Pets! Dead Or Alive!

Pets! Dead Or Alive!

Marina Lewycka’s Various Pets Alive and Dead delves into the development of a slightly dysfunctional family who have taken very different lives after growing up in a left-wing liberal commune. Set in 2008, the novel moves between Doncaster and London, exploring both the present lives of the characters, and also their memories of growing up in the commune. The narrative reveals that the mother is the only person in the family that still believes in the radical politics and lentil-eating philosophy of their past. The rest of the family now work in corporate finance and are sex-crazed, rejecting the ideals she had tried to instil in them. And as the title suggests, there are various pets; some living, some dead.

The book is focalised through three different characters: Serge, whom the family believe to be doing a PhD in Mathematics at Cambrige when in actuality he is selling his soul to the corporate world; Clara, a slightly neurotic primary school teacher who has the worst luck with keeping pets alive; and Doro, the hippy mother of Serge and Clara, who still tries to live a life of free love and protest. The other characters in the novel include Maroushka, a beautiful ditzy girl from Zhytomyr whom Serge wants to sleep with; Oolie-Anna, Serge and Clara’s Down’s Syndrome sibling; and Marcus, Doro’s soon-to-be husband whose first person narrative is expressed in the epilogue. I found the characterisation effective in highlighting how each family member had chosen different life paths. Doro was my least favourite of the characters because her intrusive, nagging and opinionated personality got tiresome and added little to the effect of the story. However, I loved Serge, who spent most of his time piecing together poetry about Maroushka, and fantasising about sleeping with her. He tries so hard that it’s slightly cringe – like sniffing shoes cringe.

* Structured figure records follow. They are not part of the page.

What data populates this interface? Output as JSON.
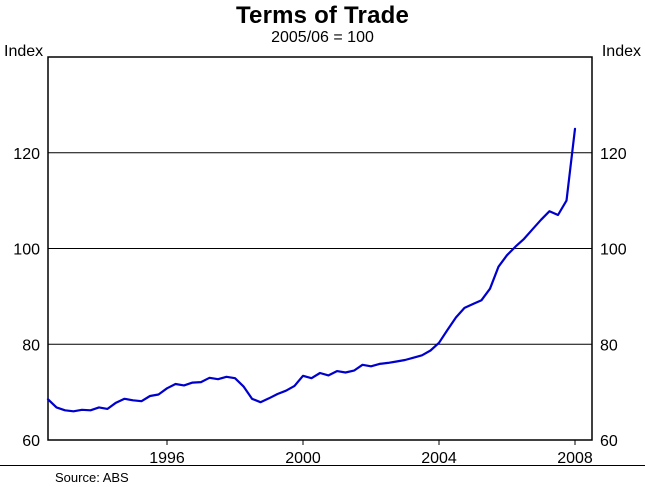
{
  "chart_data": {
    "type": "line",
    "title": "Terms of Trade",
    "subtitle": "2005/06 = 100",
    "ylabel_left": "Index",
    "ylabel_right": "Index",
    "source": "Source: ABS",
    "line_color": "#0000cd",
    "xlim": [
      1992.5,
      2008.5
    ],
    "ylim": [
      60,
      140
    ],
    "xticks": [
      1996,
      2000,
      2004,
      2008
    ],
    "yticks": [
      60,
      80,
      100,
      120
    ],
    "grid": "horizontal",
    "legend": "none",
    "x": [
      1992.5,
      1992.75,
      1993.0,
      1993.25,
      1993.5,
      1993.75,
      1994.0,
      1994.25,
      1994.5,
      1994.75,
      1995.0,
      1995.25,
      1995.5,
      1995.75,
      1996.0,
      1996.25,
      1996.5,
      1996.75,
      1997.0,
      1997.25,
      1997.5,
      1997.75,
      1998.0,
      1998.25,
      1998.5,
      1998.75,
      1999.0,
      1999.25,
      1999.5,
      1999.75,
      2000.0,
      2000.25,
      2000.5,
      2000.75,
      2001.0,
      2001.25,
      2001.5,
      2001.75,
      2002.0,
      2002.25,
      2002.5,
      2002.75,
      2003.0,
      2003.25,
      2003.5,
      2003.75,
      2004.0,
      2004.25,
      2004.5,
      2004.75,
      2005.0,
      2005.25,
      2005.5,
      2005.75,
      2006.0,
      2006.25,
      2006.5,
      2006.75,
      2007.0,
      2007.25,
      2007.5,
      2007.75,
      2008.0
    ],
    "values": [
      68.5,
      66.8,
      66.2,
      66.0,
      66.3,
      66.2,
      66.8,
      66.5,
      67.8,
      68.6,
      68.3,
      68.1,
      69.2,
      69.5,
      70.8,
      71.7,
      71.4,
      72.0,
      72.1,
      73.0,
      72.7,
      73.2,
      72.9,
      71.2,
      68.6,
      67.9,
      68.7,
      69.6,
      70.3,
      71.3,
      73.4,
      72.9,
      74.0,
      73.5,
      74.4,
      74.1,
      74.5,
      75.7,
      75.4,
      75.9,
      76.1,
      76.4,
      76.7,
      77.2,
      77.7,
      78.7,
      80.3,
      83.0,
      85.6,
      87.6,
      88.4,
      89.2,
      91.6,
      96.2,
      98.6,
      100.4,
      102.0,
      104.0,
      106.0,
      107.8,
      107.0,
      110.0,
      125.0
    ]
  }
}
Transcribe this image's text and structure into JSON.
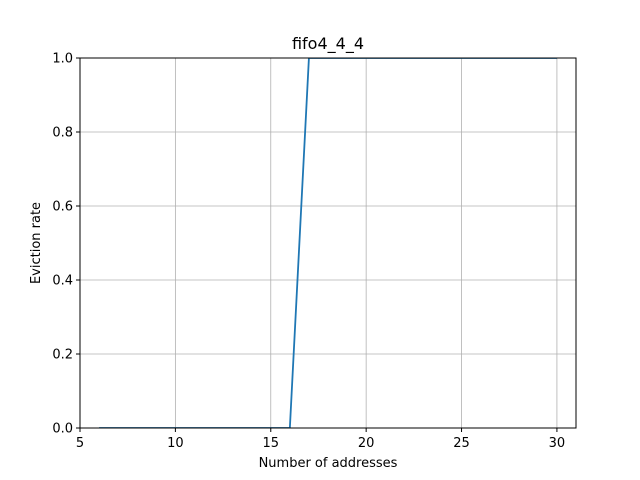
{
  "chart_data": {
    "type": "line",
    "title": "fifo4_4_4",
    "xlabel": "Number of addresses",
    "ylabel": "Eviction rate",
    "xlim": [
      5,
      31
    ],
    "ylim": [
      0,
      1
    ],
    "xticks": [
      5,
      10,
      15,
      20,
      25,
      30
    ],
    "yticks": [
      0.0,
      0.2,
      0.4,
      0.6,
      0.8,
      1.0
    ],
    "xtick_labels": [
      "5",
      "10",
      "15",
      "20",
      "25",
      "30"
    ],
    "ytick_labels": [
      "0.0",
      "0.2",
      "0.4",
      "0.6",
      "0.8",
      "1.0"
    ],
    "grid": true,
    "series": [
      {
        "color": "#1f77b4",
        "x": [
          6,
          7,
          8,
          9,
          10,
          11,
          12,
          13,
          14,
          15,
          16,
          17,
          18,
          19,
          20,
          21,
          22,
          23,
          24,
          25,
          26,
          27,
          28,
          29,
          30
        ],
        "y": [
          0,
          0,
          0,
          0,
          0,
          0,
          0,
          0,
          0,
          0,
          0,
          1,
          1,
          1,
          1,
          1,
          1,
          1,
          1,
          1,
          1,
          1,
          1,
          1,
          1
        ]
      }
    ]
  }
}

The chapters are nice and short, so I found the novel to be an easy and quick read. There were many points where I actually laughed out loud at some situations the characters found themselves in and the memories they recalled. Lewycka paints fantastically funny childhood memories for both Serge and Clara. My favourite belongs to Serge, in which he, unable to comprehend the speed at which rabbits procreate, believes that the rabbits that keep coming back after he has buried them must be zombie rabbits: “It seemed like the rabbits which kept on appearing so inexorably were in fact zombie-bunnies linked in some supernatural way with those little hairless corpses they’d buried.” The “zombie” rabbits that seem to take over the commune end up being donated, unbeknownst to the vegetarian animal-loving members of the commune, to Randy’s Reptiles.

Lewycha’s novel is an easily accessible read that everyone can relate to in one way or another – be it through pining for a girl way out of your league or eulogising at pet funerals. If you want to realise you aren’t that weird after all, definitely give it a read!

Bradley Watson
This article first appeared in Issue 8, 2012.
Posted 5:04pm Sunday 22nd April 2012 by Bradley Watson.